Si on le compare à plusieurs pays européens, le Canada demeure toutefois passablement en retard en terme d’acceptation du naturisme et de nudité sociale. Malgré tout, cette conception du monde se développe au Canada et de plus en plus de Canadiens et Canadiennes découvrent la simplicité et le confort de la nudité ainsi que le plaisir de vivre « en tenue de peau » à l’extérieur.

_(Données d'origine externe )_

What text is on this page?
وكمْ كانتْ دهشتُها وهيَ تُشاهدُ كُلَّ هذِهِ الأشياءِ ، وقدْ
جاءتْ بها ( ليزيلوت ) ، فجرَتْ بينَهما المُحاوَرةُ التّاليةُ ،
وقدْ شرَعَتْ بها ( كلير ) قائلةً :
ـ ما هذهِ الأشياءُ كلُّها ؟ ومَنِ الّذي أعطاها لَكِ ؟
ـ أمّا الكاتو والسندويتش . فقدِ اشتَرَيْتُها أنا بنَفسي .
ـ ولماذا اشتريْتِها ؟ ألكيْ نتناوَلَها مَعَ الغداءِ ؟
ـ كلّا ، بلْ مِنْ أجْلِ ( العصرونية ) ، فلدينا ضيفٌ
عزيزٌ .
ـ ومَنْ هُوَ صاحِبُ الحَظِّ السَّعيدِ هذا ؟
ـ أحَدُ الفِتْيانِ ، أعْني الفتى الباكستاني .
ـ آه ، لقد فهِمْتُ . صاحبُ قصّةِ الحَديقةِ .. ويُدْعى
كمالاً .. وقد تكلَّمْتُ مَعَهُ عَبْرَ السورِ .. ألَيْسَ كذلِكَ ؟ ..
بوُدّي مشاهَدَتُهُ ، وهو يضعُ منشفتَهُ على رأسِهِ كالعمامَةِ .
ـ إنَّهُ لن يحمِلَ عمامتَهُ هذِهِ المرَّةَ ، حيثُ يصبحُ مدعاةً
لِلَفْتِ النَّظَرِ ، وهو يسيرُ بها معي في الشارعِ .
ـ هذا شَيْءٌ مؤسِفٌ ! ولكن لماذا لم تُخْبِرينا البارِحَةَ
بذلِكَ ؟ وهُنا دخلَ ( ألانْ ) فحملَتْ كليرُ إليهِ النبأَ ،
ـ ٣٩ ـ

Comme le disait le célèbre Albert Einstein, il est plus difficile de rompre un préjugé qu’un atome. Mais avec les efforts d’information et de sensibilisation de la FCN et de la FQN, la pratique du naturisme au Canada devrait continuer à s’étendre et à obtenir davantage de reconnaissance au sein de la société. D’ailleurs, nous pouvons déjà observer une attention croissante des divers médias sur ce mode de vie, signe d’un intérêt accru de la population pour ce sujet.